We'll use the above to calculate the average number of comments per post for each hour.

In [36]:
avg_by_hour = []

for hours in comments_by_hour:
    avg_by_hour.append([hours, round(comments_by_hour[hours]/counts_by_hour[hours],2)])

print(avg_by_hour)

[['02', 11.14], ['01', 7.41], ['22', 8.8], ['21', 8.69], ['19', 7.16], ['17', 9.45], ['15', 28.68], ['14', 9.69], ['13', 16.32], ['11', 8.96], ['10', 10.68], ['09', 6.65], ['07', 7.01], ['03', 7.95], ['23', 6.7], ['20', 8.75], ['16', 7.71], ['08', 9.19], ['00', 7.56], ['18', 7.94], ['12', 12.38], ['04', 9.71], ['06', 6.78], ['05', 8.79]]


Let's sort the list of lists in order of descending average number of comments per hour.

In [51]:
swap_avg_by_hour = []

for hours in avg_by_hour:
    swap_avg_by_hour.append([hours[1],hours[0]])
    
sorted_swap = sorted(swap_avg_by_hour, reverse=True)
print("Top 5 Hours for Ask Posts Comments")
for ranking in sorted_swap[0:5]:
    template = "{0}: {1:.2f} average comments per post"
    rank_time = dt.datetime.strptime(ranking[1], "%H")
    time_hr = dt.datetime.strftime(rank_time, "%H:%M")
    print(template.format(time_hr, ranking[0]))

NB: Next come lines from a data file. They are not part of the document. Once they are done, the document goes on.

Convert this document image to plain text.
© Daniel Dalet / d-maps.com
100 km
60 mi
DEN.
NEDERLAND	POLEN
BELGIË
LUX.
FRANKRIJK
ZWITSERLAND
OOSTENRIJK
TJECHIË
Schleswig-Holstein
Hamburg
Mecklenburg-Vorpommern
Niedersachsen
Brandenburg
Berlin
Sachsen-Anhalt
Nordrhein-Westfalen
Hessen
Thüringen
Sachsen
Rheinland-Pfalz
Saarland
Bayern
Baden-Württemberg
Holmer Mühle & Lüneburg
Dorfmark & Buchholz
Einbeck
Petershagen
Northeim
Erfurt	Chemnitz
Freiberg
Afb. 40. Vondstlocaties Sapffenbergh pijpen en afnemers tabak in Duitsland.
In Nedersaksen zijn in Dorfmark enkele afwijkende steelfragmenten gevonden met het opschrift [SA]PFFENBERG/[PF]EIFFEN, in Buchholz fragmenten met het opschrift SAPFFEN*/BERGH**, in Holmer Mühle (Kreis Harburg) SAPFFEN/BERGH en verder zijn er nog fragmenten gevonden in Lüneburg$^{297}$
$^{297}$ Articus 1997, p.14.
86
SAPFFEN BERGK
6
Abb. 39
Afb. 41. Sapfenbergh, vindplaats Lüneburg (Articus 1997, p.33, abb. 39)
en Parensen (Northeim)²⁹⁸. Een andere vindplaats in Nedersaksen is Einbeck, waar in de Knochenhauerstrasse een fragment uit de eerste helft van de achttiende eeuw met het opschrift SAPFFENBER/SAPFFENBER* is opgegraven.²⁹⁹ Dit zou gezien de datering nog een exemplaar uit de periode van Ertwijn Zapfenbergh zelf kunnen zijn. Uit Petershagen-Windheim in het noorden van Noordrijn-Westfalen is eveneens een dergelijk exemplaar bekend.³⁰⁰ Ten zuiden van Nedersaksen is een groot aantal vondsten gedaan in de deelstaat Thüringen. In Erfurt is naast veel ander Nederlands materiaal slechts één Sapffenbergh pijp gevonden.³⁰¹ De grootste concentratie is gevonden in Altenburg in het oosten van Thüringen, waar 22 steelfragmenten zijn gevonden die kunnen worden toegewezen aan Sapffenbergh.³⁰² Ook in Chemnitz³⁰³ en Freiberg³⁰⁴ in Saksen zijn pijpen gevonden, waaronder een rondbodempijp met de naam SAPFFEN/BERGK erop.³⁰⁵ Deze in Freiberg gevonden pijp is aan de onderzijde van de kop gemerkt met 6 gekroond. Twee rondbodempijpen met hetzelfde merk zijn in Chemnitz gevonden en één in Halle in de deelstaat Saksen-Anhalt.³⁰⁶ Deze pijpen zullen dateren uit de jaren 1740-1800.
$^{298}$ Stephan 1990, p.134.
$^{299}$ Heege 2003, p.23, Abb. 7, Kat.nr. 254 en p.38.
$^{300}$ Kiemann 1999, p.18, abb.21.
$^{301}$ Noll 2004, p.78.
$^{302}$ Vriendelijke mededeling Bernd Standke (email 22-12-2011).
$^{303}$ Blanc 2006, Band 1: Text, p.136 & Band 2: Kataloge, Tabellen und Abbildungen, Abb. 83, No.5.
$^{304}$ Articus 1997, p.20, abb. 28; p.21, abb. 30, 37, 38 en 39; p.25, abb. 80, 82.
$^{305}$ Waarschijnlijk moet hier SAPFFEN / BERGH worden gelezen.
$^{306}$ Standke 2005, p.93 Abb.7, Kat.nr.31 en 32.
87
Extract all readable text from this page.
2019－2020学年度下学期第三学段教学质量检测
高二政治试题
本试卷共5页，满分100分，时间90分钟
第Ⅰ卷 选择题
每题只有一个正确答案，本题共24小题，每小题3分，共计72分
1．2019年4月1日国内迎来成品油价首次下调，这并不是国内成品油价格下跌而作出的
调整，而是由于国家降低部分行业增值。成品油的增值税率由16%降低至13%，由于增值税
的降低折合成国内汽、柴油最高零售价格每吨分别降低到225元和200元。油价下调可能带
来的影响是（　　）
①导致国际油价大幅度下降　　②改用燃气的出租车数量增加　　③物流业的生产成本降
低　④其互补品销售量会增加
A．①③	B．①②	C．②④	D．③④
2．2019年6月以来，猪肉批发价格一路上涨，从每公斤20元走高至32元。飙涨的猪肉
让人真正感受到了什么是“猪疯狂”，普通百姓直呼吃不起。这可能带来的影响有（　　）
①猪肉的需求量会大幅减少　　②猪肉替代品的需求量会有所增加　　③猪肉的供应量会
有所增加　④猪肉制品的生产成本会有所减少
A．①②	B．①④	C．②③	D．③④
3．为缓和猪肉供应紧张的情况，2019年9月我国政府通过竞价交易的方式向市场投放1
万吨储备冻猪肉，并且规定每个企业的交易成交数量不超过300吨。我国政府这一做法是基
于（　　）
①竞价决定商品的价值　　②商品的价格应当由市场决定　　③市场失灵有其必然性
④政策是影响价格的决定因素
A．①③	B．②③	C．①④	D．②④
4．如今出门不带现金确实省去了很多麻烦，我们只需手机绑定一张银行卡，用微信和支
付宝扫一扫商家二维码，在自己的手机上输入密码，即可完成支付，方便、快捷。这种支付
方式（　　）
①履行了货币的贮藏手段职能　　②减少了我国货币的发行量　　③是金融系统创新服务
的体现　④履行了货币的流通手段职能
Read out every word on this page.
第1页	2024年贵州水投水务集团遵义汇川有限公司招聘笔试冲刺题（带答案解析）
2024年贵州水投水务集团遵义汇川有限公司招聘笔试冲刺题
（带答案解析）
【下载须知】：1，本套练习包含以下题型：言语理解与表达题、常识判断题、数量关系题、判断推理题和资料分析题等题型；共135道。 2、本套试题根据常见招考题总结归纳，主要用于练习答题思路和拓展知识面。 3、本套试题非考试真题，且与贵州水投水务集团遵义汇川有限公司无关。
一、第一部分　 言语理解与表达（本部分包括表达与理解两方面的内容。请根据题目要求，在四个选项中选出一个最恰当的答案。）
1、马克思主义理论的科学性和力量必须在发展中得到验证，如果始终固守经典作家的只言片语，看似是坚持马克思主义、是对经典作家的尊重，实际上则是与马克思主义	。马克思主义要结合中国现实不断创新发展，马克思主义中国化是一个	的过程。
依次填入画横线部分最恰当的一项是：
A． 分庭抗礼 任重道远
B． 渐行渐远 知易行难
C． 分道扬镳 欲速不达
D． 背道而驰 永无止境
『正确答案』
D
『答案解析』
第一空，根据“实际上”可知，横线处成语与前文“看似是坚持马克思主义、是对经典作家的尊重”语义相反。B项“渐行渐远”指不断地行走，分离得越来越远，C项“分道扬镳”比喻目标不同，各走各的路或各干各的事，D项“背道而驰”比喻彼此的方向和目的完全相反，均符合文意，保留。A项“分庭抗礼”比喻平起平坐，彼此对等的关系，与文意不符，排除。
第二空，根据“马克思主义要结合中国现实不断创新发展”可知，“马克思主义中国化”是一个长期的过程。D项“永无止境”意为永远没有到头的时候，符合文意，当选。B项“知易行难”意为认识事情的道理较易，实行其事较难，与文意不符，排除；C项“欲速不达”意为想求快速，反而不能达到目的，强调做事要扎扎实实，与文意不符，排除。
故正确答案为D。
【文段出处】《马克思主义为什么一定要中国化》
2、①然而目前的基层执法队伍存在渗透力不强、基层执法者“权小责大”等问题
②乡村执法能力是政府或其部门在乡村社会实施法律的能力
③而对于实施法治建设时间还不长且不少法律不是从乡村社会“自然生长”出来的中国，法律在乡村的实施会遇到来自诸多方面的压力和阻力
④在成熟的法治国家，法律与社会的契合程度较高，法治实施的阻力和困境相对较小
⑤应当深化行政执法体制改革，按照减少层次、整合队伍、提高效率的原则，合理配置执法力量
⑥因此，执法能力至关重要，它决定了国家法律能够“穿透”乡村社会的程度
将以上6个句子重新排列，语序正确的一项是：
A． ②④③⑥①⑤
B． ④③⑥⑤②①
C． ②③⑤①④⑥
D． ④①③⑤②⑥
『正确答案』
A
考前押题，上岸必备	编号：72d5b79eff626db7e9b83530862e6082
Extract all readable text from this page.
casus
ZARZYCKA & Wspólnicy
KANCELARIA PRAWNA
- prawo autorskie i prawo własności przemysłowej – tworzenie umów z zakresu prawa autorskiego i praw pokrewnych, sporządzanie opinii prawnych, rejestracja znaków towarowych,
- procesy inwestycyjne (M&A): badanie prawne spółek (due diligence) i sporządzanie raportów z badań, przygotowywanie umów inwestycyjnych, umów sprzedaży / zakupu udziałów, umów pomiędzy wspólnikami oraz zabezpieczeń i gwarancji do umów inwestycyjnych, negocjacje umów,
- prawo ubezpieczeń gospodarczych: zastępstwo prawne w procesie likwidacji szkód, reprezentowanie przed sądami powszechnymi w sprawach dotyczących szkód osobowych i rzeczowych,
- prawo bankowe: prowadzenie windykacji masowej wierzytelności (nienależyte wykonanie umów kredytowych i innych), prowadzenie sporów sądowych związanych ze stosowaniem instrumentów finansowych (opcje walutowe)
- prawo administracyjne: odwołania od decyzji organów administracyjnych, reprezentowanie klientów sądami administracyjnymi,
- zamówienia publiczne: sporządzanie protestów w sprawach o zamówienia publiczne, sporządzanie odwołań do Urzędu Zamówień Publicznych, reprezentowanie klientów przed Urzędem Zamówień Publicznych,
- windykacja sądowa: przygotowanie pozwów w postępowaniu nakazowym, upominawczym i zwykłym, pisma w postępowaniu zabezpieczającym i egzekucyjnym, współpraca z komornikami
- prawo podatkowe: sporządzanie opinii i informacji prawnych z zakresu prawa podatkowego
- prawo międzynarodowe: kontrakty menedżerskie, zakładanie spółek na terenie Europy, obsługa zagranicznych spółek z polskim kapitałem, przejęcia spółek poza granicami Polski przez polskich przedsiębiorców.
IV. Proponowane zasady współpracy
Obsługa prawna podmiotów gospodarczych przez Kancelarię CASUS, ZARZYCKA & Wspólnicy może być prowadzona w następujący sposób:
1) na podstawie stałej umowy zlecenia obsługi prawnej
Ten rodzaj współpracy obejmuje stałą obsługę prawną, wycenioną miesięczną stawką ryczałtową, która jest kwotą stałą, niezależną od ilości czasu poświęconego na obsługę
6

Top 5 Hours for Ask Posts Comments
15:00: 28.68 average comments per post
13:00: 16.32 average comments per post
12:00: 12.38 average comments per post
02:00: 11.14 average comments per post
10:00: 10.68 average comments per post


Given the above ranking, you'd want to create a post at 3pm EST (2pm CST) for the highest probability for receiving comments. Seeing the top 5 hours, if a range is required, you'd have a high probability of comments 12-3pm EST (11am-2pm CST).